Why it does this is obvious. Integer.upto is inclusive so it
includes
both 0 and 10. However, am I the only one who thinks this is strange
behaviour? I mean, the ususal programming protocol is that the last
element
is not included (half-open sets, if you will) so the number of
iterations is
the difference between numbers.
Why did Ruby turn out this way? Thank you…

It isn’t really that Ruby is this way just that the method ‘upto’ is
this way.
There are several other ways to iterate over an integer range:

(0…4).each { |i| puts i }
0
1
2
3
4

(0…4).each { |i| puts i }
0
1
2
3

4.times { |i| puts i }
0
1
2
3

0.step(4).each { |i| puts i }
0
1
2
3
4

0.step(4,2).each { |i| puts i }
0
2
4

“Just Another Victim of the Ambient M.” [email protected]
wrote
in message news:[email protected]

element is not included (half-open sets, if you will) so the number of
iterations is the difference between numbers.
Why did Ruby turn out this way? Thank you…

D'oh!
...and by ".upto" I, of course, meant ".step" !
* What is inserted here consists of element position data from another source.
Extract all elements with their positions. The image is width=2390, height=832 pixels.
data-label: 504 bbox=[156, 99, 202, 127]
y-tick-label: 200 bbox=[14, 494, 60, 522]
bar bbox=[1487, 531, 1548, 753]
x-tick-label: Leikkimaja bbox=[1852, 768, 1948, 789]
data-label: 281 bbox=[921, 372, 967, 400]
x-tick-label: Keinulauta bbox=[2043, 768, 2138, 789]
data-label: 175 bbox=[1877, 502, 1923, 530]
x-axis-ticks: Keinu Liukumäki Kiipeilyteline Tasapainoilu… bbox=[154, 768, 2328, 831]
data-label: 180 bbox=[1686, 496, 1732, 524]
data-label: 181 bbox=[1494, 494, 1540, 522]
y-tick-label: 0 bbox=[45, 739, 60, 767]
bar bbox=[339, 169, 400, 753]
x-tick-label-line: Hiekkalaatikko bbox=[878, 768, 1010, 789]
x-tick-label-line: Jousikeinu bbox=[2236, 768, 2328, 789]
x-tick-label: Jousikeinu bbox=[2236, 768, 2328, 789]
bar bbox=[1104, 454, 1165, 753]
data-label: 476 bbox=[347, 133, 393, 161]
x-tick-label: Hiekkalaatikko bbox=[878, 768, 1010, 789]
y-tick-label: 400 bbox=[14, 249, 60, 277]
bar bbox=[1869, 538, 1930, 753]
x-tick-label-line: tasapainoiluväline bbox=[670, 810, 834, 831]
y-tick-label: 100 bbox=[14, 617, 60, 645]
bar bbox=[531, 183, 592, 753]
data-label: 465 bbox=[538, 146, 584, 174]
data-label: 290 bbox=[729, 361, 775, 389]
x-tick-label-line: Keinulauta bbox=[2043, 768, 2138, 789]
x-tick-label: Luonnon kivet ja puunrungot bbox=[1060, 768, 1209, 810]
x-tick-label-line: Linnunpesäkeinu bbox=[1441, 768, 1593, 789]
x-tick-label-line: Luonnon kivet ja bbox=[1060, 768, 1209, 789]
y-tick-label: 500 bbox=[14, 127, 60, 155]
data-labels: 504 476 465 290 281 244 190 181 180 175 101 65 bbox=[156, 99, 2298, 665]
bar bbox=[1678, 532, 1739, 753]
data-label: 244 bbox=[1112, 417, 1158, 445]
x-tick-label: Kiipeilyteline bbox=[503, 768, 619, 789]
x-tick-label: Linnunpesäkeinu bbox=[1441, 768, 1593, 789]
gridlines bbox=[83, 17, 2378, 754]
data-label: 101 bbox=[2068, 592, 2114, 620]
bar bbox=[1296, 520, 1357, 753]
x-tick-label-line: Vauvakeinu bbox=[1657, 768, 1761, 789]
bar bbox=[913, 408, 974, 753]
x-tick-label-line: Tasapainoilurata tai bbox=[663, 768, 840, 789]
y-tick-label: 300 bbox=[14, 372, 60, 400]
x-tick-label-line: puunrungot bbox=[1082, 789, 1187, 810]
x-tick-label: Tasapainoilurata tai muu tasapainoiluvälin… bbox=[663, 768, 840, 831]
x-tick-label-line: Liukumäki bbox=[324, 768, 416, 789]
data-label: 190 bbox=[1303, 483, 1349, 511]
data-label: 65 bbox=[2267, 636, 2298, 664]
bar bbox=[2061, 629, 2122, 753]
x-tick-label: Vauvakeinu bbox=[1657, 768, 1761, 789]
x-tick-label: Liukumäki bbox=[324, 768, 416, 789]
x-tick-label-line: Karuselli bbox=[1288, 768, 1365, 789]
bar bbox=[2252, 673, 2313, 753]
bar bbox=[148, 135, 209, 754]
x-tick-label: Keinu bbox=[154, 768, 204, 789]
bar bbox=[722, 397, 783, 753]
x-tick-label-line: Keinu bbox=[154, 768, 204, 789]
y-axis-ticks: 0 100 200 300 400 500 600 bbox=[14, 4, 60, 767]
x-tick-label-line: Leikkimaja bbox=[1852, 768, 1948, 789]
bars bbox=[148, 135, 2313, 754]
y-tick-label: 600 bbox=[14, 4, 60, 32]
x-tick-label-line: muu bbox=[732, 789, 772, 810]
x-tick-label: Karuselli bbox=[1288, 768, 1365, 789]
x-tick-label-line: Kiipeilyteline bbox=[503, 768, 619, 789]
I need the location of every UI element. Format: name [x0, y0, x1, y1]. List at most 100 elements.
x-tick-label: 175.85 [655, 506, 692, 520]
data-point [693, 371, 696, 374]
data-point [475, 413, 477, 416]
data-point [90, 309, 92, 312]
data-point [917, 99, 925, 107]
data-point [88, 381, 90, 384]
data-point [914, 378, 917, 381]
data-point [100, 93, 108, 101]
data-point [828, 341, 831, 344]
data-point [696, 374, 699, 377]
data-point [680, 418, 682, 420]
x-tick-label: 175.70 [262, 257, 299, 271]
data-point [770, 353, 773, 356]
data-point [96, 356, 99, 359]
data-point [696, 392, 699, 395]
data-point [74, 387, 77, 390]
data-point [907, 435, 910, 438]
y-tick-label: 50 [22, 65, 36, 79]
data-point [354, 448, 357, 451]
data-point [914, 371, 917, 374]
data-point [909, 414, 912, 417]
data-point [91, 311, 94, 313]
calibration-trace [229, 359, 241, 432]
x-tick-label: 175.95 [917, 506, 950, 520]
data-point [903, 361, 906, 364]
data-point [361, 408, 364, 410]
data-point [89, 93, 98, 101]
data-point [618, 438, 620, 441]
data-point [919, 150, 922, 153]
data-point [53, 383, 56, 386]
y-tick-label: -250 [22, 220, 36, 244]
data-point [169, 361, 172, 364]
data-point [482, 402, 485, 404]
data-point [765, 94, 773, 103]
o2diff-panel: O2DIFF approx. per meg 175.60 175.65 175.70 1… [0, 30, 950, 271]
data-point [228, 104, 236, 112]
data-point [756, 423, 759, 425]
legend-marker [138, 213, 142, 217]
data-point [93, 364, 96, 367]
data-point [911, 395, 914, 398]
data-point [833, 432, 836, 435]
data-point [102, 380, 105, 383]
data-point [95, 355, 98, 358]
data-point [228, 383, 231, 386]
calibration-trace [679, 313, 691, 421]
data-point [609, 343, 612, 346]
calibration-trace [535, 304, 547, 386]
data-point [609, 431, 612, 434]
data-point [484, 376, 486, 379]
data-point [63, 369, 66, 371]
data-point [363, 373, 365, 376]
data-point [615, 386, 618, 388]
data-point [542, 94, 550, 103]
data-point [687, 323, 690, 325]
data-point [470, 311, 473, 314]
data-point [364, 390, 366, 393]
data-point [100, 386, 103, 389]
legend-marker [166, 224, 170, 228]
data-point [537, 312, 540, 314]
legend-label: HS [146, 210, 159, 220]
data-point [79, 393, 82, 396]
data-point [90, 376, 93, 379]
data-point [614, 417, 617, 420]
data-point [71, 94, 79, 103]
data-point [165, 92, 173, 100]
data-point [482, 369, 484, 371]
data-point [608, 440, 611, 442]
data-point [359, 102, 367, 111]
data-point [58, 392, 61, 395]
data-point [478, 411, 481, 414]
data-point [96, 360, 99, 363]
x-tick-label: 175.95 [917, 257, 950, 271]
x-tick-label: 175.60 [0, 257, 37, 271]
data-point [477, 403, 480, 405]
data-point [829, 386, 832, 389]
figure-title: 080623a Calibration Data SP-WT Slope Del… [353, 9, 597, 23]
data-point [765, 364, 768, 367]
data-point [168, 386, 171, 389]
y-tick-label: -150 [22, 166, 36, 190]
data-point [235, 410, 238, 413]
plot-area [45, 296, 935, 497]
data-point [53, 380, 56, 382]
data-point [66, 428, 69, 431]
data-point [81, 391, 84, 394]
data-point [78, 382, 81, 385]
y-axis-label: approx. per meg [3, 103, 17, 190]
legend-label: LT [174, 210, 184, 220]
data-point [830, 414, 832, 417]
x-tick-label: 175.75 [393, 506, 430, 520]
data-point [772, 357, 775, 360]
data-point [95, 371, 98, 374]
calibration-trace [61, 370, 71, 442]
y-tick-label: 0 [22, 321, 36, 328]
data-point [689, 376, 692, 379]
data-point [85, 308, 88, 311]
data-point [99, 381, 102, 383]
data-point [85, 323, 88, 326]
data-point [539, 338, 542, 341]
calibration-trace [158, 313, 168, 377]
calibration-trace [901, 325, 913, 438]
2008/12/23 Just Another Victim of the Ambient M.
[email protected]:

I don’t know how to post the output of irb so I’ll just have to describe
it but if I run the following code:

0.upto(10){ |i| puts i }

…I will get 11 lines of output. This iterates eleven times. Really?!

because this are eleven numbers: 0 1 2 3 4 5 6 7 8 9 10

Why it does this is obvious. Integer.upto is inclusive so it includes
both 0 and 10. However, am I the only one who thinks this is strange
behaviour?

why do you think a loop from 0 to 10 should exclude the upper border?

In Ada it is ‘for i in 0 … 10 loop’ which is a loop from 0 to 10.

-Thomas

Thomas P. wrote:

Why it does this is obvious. Integer.upto is inclusive so it includes
both 0 and 10. However, am I the only one who thinks this is strange
behaviour?

why do you think a loop from 0 to 10 should exclude the upper border?

In Ada it is ‘for i in 0 … 10 loop’ which is a loop from 0 to 10.

-Thomas

To show my age I can say that FORTRAN is inclusive to:

    DO 100 I = 0,10


100 CONTINUE

executes 11 times.

Many languages I know don’t have looping structures of this sort but
have explicit initialization, test, post loop action things (e.g.
C/C++ for loops). There it’s idiomatic to write e.g.:

for(i =0; i < 10; i++) {…}

since int array[10] has elements 0…9, however it’s certainly not
required as
for(i =0; i<=10; i++){…}
is certainly just fine… if that’s what’s intended.

I go back to my mantra when using a language I’m new to. The mantra
is based on a ‘game’ model of programming languages… languages are
games, they have rules. The rules may have reasons, or they may be
arbitrary choices. They may even be capricious in some languages
(e.g. LOLCODE see
http://www.globalnerdy.com/2007/05/28/lolcode-the-lolcat-programming-language/).

But if you don’t play by the rules, you lose. If you do you might
win. Asking for the rules to be different, doesn’t help you win the
game … so the mantra

Ruby is not xxxxx

where you can substitute for xxxxx the set of languages you are trying
to force ruby to be.

Ron